To begin, a great deal of currently available software has a “share information with the developer” option that transmits telemetry like how often the app was used, which features were used the most, why the programme failed, etc. In most cases, you’ll be given the choice to disable this feature during setup; however, Microsoft has drawn criticism for making telemetry the default setting in Windows 10 and making it hard to disable.

That’s disgusting, but it’s even worse to secretly implement a new form of sharing without alerting your people. Adobe stated to PetaPixel that their content analysis system “is not new and has been in place for a decade.” It’s remarkable if they’ve been utilising machine learning for this reason and have been vocal about it for a decade, and even more remarkable that no one has noticed. It’s hard to believe that would happen. It’s likely that this policy has been around in some form, although one that has changed subtly over time.

It may use machine learning to evaluate your material, but not for training purposes; the setting makes this explicit. Following the “learn more” link, you will get the following information:

For example, we may use machine learning-enabled features to help you organize and edit your images more quickly and accurately. With object recognition in Lightroom, we can auto-tag photos of your dog or cat. In Photoshop, machine learning can be used to automatically correct the perspective of an image for you.

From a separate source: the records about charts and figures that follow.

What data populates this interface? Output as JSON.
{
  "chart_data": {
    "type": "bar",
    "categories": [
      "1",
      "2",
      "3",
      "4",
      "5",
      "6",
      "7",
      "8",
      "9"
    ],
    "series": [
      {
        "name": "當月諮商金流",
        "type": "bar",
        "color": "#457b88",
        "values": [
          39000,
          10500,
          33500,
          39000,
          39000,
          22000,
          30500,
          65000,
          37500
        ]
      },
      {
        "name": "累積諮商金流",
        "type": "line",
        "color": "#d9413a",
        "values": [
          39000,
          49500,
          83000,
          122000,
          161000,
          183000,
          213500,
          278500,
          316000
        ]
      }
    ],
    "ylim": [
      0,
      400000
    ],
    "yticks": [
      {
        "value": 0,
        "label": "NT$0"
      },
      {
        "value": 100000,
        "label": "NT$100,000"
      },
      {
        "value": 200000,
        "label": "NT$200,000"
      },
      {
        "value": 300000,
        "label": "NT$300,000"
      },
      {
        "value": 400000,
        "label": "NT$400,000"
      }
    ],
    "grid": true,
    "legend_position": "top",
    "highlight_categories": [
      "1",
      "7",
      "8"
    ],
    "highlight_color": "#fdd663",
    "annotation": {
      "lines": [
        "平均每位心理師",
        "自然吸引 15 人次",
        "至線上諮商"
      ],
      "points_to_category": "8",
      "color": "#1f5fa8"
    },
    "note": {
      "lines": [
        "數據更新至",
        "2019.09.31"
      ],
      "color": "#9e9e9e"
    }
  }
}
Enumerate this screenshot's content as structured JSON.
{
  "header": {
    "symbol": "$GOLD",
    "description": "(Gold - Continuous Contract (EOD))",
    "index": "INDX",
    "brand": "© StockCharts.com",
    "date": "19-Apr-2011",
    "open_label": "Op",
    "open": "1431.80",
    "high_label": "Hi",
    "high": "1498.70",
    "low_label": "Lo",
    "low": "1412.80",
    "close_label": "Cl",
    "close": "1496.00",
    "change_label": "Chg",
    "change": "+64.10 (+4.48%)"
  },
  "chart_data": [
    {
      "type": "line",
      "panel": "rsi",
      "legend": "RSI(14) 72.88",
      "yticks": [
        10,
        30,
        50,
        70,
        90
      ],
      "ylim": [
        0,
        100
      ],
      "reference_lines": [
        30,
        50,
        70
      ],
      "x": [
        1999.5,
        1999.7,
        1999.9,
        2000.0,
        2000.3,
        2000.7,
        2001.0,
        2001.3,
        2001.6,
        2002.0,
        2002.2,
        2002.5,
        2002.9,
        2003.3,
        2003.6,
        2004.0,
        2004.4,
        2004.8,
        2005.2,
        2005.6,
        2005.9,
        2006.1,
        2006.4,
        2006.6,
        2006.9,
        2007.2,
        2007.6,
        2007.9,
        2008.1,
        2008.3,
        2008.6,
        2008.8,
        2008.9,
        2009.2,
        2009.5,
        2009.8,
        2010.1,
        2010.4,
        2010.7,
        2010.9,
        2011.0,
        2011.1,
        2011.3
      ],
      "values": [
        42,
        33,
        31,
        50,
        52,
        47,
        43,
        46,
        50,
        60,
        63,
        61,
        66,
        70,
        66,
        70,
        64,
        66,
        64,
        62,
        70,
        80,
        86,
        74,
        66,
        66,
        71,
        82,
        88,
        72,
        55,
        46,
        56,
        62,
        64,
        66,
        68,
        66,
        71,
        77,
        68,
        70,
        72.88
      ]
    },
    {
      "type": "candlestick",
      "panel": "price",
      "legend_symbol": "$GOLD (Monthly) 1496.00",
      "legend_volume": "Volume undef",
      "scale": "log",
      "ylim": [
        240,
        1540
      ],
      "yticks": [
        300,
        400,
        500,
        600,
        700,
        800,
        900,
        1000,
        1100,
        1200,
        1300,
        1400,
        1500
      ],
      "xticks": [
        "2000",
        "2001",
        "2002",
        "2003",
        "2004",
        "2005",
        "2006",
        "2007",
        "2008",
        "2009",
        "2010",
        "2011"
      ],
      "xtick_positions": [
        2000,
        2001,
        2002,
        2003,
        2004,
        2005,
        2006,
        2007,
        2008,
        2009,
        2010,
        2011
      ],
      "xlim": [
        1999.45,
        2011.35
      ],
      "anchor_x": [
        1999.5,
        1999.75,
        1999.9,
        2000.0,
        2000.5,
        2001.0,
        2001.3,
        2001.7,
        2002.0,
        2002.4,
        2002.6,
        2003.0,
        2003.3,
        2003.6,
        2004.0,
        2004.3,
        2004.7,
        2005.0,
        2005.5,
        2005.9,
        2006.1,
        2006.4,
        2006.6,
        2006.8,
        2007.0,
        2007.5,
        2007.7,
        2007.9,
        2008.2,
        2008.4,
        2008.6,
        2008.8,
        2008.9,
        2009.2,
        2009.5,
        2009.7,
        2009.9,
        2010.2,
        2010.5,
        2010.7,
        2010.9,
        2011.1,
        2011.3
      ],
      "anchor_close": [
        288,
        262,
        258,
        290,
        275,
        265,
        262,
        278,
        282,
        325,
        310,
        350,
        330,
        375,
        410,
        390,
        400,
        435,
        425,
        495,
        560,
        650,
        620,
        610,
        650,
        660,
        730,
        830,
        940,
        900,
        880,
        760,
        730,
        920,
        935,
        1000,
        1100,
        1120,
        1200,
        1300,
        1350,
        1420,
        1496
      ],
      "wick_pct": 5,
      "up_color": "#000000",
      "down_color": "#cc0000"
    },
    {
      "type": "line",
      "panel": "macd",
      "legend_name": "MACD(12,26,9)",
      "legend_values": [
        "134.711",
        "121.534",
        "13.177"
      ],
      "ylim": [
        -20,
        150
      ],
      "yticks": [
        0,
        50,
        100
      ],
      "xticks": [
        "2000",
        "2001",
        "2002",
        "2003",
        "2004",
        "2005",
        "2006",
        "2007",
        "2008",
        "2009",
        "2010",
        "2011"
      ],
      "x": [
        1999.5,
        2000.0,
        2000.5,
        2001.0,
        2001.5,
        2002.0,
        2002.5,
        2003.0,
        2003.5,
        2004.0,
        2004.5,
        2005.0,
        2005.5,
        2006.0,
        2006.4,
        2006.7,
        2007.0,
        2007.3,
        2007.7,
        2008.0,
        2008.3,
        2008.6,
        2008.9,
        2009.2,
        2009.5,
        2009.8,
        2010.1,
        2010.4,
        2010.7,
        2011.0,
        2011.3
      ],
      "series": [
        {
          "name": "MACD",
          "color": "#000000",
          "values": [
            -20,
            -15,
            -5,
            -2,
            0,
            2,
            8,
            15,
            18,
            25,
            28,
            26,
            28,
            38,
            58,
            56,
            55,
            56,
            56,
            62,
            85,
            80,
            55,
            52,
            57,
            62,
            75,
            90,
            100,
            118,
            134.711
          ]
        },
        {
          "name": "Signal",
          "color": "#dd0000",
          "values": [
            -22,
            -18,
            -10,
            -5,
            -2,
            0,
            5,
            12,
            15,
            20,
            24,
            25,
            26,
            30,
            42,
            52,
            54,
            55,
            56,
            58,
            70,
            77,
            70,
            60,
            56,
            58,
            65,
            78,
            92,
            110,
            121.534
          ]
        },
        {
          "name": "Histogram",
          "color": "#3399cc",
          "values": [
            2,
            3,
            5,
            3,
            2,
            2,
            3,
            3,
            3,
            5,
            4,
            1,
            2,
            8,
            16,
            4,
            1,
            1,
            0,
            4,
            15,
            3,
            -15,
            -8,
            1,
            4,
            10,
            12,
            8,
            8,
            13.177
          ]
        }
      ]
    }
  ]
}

Adobe would also be able to identify, using a machine learning study, what percentage of Photoshop users are primarily adjusting portraits as opposed to landscapes. That could help direct the development and prioritisation of new products.

The photographs and analyses may be used to train AI models as part of “improving our goods and services,” as you correctly point out.

While this is true, Adobe has said, “Adobe does not use any data kept on users’ Creative Cloud accounts to train its experimental Generative AI capabilities.” The language is straightforward enough, but it has an air of legal accuracy that makes you wonder if they’re trying to skirt around an issue.

Further inspection of the accompanying documentation reveals the following claim: “When we analyse your content for product improvement and development purposes, we first aggregate your content with other content, and then use the aggregated content to train our algorithms, and thus improve our products and services.”

Thus, it does make use of user-provided data in order to fine-tune its algorithmic processes. Maybe not so much its unproven Generative AI algorithms.

In reality, Adobe has a programme designed for that same purpose; the Adobe Photoshop Improvement Program, which is described in detail here and requires the user’s consent. However, it’s feasible that your photographs are being utilised in some way to feed data into a generative AI. There are additional cases when human review may be necessary, which is a different matter entirely.

If you care about your privacy, you should avoid Adobe and any other company that collects your data in this way. If you are a registered user, you have the option to do so on the privacy page.